Ein Wahrzeichen ist der Naschmarkt, eines des kollektiven Gedächtnisses der Stadt. Heimat wird da gefühlt. Er ist die gemeinsame Erinnerung von Geschichte und Geschichten an einem elementaren Ort. Hier bekommt man etwas zu essen! So geht die Liebe der Wiener zu ihrem Naschmarkt auch durch den Magen.

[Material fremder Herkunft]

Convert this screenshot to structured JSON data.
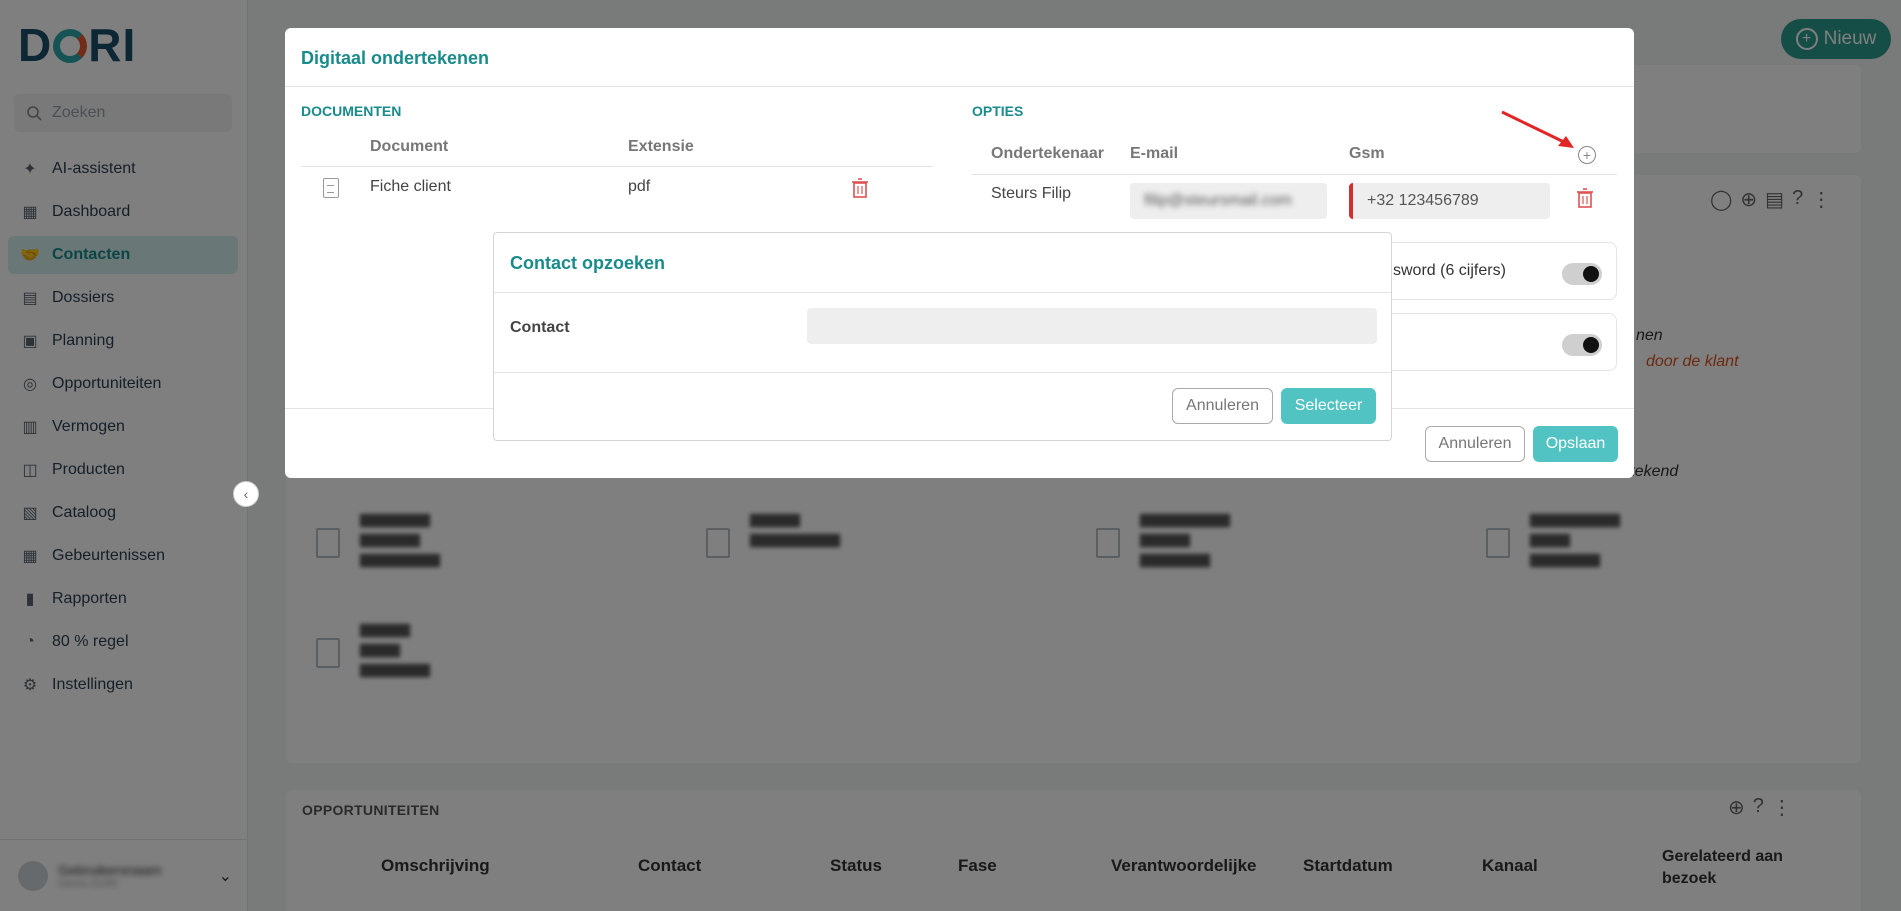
{
  "app": {
    "logo": "DORI",
    "new_button": "Nieuw"
  },
  "sidebar": {
    "search_placeholder": "Zoeken",
    "items": [
      {
        "label": "AI-assistent",
        "icon": "sparkle-icon"
      },
      {
        "label": "Dashboard",
        "icon": "dashboard-icon"
      },
      {
        "label": "Contacten",
        "icon": "handshake-icon",
        "active": true
      },
      {
        "label": "Dossiers",
        "icon": "folder-icon"
      },
      {
        "label": "Planning",
        "icon": "calendar-icon"
      },
      {
        "label": "Opportuniteiten",
        "icon": "lightbulb-icon"
      },
      {
        "label": "Vermogen",
        "icon": "chart-icon"
      },
      {
        "label": "Producten",
        "icon": "briefcase-icon"
      },
      {
        "label": "Cataloog",
        "icon": "catalog-icon"
      },
      {
        "label": "Gebeurtenissen",
        "icon": "grid-icon"
      },
      {
        "label": "Rapporten",
        "icon": "report-icon"
      },
      {
        "label": "80 % regel",
        "icon": "hand-coins-icon"
      },
      {
        "label": "Instellingen",
        "icon": "gear-icon"
      }
    ],
    "user_name": "Gebruikersnaam",
    "user_sub": "Demo DORI"
  },
  "background": {
    "opportunities_title": "OPPORTUNITEITEN",
    "opportunities_headers": [
      "Omschrijving",
      "Contact",
      "Status",
      "Fase",
      "Verantwoordelijke",
      "Startdatum",
      "Kanaal",
      "Gerelateerd aan bezoek"
    ],
    "right_texts": [
      "nen",
      "door de klant",
      "ertekend"
    ]
  },
  "modal": {
    "title": "Digitaal ondertekenen",
    "documents_label": "DOCUMENTEN",
    "options_label": "OPTIES",
    "doc_headers": {
      "document": "Document",
      "extension": "Extensie"
    },
    "documents": [
      {
        "name": "Fiche client",
        "extension": "pdf"
      }
    ],
    "signer_headers": {
      "signer": "Ondertekenaar",
      "email": "E-mail",
      "gsm": "Gsm"
    },
    "signers": [
      {
        "name": "Steurs Filip",
        "email": "filip@steursmail.com",
        "gsm": "+32 123456789"
      }
    ],
    "option_password": "sword (6 cijfers)",
    "cancel": "Annuleren",
    "save": "Opslaan"
  },
  "dialog": {
    "title": "Contact opzoeken",
    "contact_label": "Contact",
    "contact_value": "",
    "cancel": "Annuleren",
    "select": "Selecteer"
  }
}
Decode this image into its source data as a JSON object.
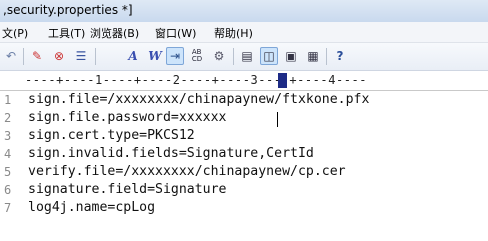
{
  "window": {
    "title": ",security.properties *]"
  },
  "menu": {
    "items": [
      {
        "label": "文(P)"
      },
      {
        "label": "工具(T)"
      },
      {
        "label": "浏览器(B)"
      },
      {
        "label": "窗口(W)"
      },
      {
        "label": "帮助(H)"
      }
    ]
  },
  "toolbar": {
    "buttons": [
      "undo-icon",
      "tag-icon",
      "remove-icon",
      "clipboard-icon",
      "font-icon",
      "word-wrap-icon",
      "indent-icon",
      "spell-check-icon",
      "settings-icon",
      "view-page-icon",
      "view-split-icon",
      "view-hex-icon",
      "view-text-icon",
      "help-icon"
    ],
    "active": [
      "indent-icon",
      "view-split-icon"
    ]
  },
  "ruler": {
    "text": "----+----1----+----2----+----3----+----4----"
  },
  "editor": {
    "lines": [
      {
        "num": "1",
        "text": "sign.file=/xxxxxxxx/chinapaynew/ftxkone.pfx"
      },
      {
        "num": "2",
        "text": "sign.file.password=xxxxxx"
      },
      {
        "num": "3",
        "text": "sign.cert.type=PKCS12"
      },
      {
        "num": "4",
        "text": "sign.invalid.fields=Signature,CertId"
      },
      {
        "num": "5",
        "text": "verify.file=/xxxxxxxx/chinapaynew/cp.cer"
      },
      {
        "num": "6",
        "text": "signature.field=Signature"
      },
      {
        "num": "7",
        "text": "log4j.name=cpLog"
      }
    ]
  }
}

Derweil wird bei Austern weiter posiert, charmiert, während der Marktchef das Geschehen im Auge behält, Gerhard Strassgschwandtner Harry Lime schon dicht auf den Fersen ist und im "Gasthaus zur Eisernen Zeit" Krautfleckerln bestellt werden - hausgemacht versteht sich. Der Naschmarkt wandelt sich und bleibt sich treu. Auf "Sie müssen das Ganze seh'n. Den Weltmarkt, Travnicek!" erwidert Travnicek: "Mir genügt schon der Naschmarkt." Ja, Helmut Qualtingers Travnicek ist beschränkt, ein miesepetriger Spießer, aber spricht er nicht auch kleine Wahrheiten aus in diesem Milieu der Raunzer und Grantler? Denn, mal ehrlich: Was ist der Naschmarkt sonst als die ganze Welt? Raunz ned. Is eh wurscht.